July 13, 2001

Good morning. This morning things are gray and overcast outside, but the wind appears to have died down for the moment. Yesterday the rain was only intermittent, and the constant wind dried things out fairly quickly. When using the water guns in our garage, the wind can be more annoying than the rain, as it quickly evaporates water from your hands and chills you quickly.

Yesterday morning I spent some time sorting and wrapping specimens to be carried back with me. Given the selection one is confronted with after the mine has been in operation for a month and a half, one must be judicious least one's bags end up weighing a ton. I got around the problem to a small degree by mailing of a parcel from the post office in Stanhope. I always enjoy filling out customs forms when mailing specimens internationally. When it asks for the parcel contents, I always list "rocks". The postal clerks can never understand why someone would want to pay good money to mail such things. Who knows what the customs droids think.

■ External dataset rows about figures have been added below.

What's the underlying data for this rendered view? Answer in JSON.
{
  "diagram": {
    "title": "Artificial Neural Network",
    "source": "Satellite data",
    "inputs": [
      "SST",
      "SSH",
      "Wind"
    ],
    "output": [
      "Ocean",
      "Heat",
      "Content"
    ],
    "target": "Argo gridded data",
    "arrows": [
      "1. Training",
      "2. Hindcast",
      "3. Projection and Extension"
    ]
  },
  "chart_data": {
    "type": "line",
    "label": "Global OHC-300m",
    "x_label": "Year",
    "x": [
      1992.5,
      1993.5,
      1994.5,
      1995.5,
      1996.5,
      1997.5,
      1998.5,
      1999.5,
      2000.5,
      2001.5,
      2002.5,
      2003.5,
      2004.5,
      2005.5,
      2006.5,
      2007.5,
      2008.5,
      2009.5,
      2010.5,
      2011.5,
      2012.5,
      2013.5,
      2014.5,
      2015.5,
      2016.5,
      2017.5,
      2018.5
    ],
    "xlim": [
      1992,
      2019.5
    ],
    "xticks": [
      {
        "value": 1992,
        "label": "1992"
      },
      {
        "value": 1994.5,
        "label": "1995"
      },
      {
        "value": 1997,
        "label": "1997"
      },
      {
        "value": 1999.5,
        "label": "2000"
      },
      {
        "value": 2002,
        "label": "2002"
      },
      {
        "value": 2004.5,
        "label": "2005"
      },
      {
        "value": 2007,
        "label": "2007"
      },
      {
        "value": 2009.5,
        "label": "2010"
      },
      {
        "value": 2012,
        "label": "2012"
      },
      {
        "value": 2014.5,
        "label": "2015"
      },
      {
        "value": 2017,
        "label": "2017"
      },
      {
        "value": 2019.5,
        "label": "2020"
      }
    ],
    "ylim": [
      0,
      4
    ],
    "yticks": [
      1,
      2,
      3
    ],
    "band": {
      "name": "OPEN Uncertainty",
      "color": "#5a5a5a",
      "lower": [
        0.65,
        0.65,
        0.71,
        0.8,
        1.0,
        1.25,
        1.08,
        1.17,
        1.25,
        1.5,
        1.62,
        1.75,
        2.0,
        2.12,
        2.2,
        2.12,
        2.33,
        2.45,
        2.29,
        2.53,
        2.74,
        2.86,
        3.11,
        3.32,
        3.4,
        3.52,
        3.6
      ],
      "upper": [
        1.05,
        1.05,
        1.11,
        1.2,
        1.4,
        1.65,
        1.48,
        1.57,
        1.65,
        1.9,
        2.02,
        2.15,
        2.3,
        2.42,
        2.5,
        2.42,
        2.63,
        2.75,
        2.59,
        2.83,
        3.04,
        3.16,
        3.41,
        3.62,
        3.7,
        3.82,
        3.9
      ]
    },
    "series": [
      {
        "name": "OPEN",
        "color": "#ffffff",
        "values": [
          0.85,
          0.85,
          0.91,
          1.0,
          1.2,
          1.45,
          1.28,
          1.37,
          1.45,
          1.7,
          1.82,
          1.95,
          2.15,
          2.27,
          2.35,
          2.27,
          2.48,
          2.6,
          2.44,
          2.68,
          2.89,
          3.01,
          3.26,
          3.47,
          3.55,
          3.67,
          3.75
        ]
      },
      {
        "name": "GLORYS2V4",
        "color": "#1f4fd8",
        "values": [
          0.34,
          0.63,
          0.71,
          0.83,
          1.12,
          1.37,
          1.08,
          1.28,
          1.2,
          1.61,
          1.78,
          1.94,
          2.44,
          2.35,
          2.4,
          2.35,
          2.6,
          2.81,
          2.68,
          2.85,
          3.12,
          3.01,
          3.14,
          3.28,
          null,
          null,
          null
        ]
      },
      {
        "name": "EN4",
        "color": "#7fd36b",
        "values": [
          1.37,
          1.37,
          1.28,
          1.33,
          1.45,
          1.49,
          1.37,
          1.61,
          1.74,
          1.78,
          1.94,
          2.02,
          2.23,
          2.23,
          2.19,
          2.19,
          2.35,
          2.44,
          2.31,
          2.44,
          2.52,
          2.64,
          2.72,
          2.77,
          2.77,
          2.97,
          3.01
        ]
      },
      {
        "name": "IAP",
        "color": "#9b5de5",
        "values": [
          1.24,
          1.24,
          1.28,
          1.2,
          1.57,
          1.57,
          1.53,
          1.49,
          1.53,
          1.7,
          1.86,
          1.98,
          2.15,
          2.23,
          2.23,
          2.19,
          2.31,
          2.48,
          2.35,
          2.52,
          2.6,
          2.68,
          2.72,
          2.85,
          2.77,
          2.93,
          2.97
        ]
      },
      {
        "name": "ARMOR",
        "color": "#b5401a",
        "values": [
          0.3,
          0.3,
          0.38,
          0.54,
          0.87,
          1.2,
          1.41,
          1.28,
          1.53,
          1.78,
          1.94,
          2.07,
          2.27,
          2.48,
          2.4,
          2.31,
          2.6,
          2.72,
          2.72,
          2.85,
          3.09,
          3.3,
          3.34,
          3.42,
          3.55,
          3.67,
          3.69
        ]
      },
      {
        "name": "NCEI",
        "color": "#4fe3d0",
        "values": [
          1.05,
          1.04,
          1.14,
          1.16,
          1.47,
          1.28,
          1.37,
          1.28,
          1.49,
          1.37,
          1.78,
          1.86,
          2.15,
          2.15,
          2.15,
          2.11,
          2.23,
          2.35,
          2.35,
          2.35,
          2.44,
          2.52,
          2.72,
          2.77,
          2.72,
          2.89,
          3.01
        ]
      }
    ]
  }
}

Bill and Jonina spent another day in the garage cleaning and sorting specimens. I think with the two of them working, they are just about keeping up with deliveries from the mine. Unfortunately, Bill is going home on Saturday, but Jonina will be getting two teenage "apprentices" in a few weeks. Should keep things interesting around here….

Headed off to the mine around at 1400 to meet up with a collector friend of David Rennison's whom I had promised a tour of the mine. He was just getting off a stint of night shifts at work, and overslept a bit, but soon showed up with underground gear in hand. Took a brief tour underground, and I could tell that in all his collecting experiences here in Weardale, he had never seen so much fluorite exposed in one place. It is easy to forget the magnitude of what we've done here when compared to what even the most ardent individual collector can accomplish. But I guess that's what can happen when you throw a lot of money at something.

I let him collect for a bit at the east face, and went in search of Byron who had been collecting in the Solstice pocket. Found him busy at work in the pocket, and surrounded by more specimens. He showed off one - a fair sized rock with a covering on one side of some of the largest and gemmiest fluorite crystals I have seen from the pocket yet. He handed me out a few smaller ones and I took them outside to have a better look. Byron wandered out a couple minutes later and calmly announced that the roof of the pocket had collapsed. Fortunately, he had been able to scoot out of the way before anything came down. About that time Bill and Jonina showed up with the powder order, and we all wandered back in to have a look. Sure enough, there was a pile of rubble burying all the specimens Byron had collected - with the exception of the few I had just carried out.

After musing about the situation for a bit, Byron started mucking out the mess, looking for specimens. One particularly large rock was in the middle, and appeared to have landed on top on the really nice one Byron had shown me. Oh well. There was no room to work around the rock, so Byron set up a block and tackle and we pulled the rock out. Amazingly, the specimen had survived the ordeal almost unharmed. Lucky day for all concerned. Byron then took to hosing off ceiling to bring down a few more loose looking rocks and stabilize the area. We will have another good look at the area today, before anyone goes back into the pocket. Figures that the best material we have found so far should come from a difficult place to work. We have never had ceiling problems in the flats before, but never found material like this either.

Dave and Lofty had drilled both the east and west faces in preparation for blasting. After consulting with Byron, they decided to blast the west face, and leave the east for today. More timber was consumed making kickers which, when installed, would hopefully keep the timber sets from being blown out during the blast. After loading the holes, we wrapped up all available specimens and carried the day's take on of the mine. The blast went off as planned, and everyone headed home for the day.

We all headed up to Allendale for dinner at the King's Head. Normally, the food is fairly good there, but we must have hit it on an off night, as no one's meal seemed quite right. Oh well, at least they have a good beer selection.

Today I will busy myself with packing, and the last round of chores before returning to California tomorrow. As a result, this will be my last report until returning in late August for the final shift of the summer. Cal and Kerith are supposed to arrive in Weardale tomorrow, and along with Jonina, will carry on with the daily reports. For my final postcard, attached is a photo of a stalk of wild orchids that are currently blooming in the quarry.

Stay tuned for more….

Cheers,

Jesse and the Crew



A cluster of the small wild orchids that bloom in the quarry during mid-summer.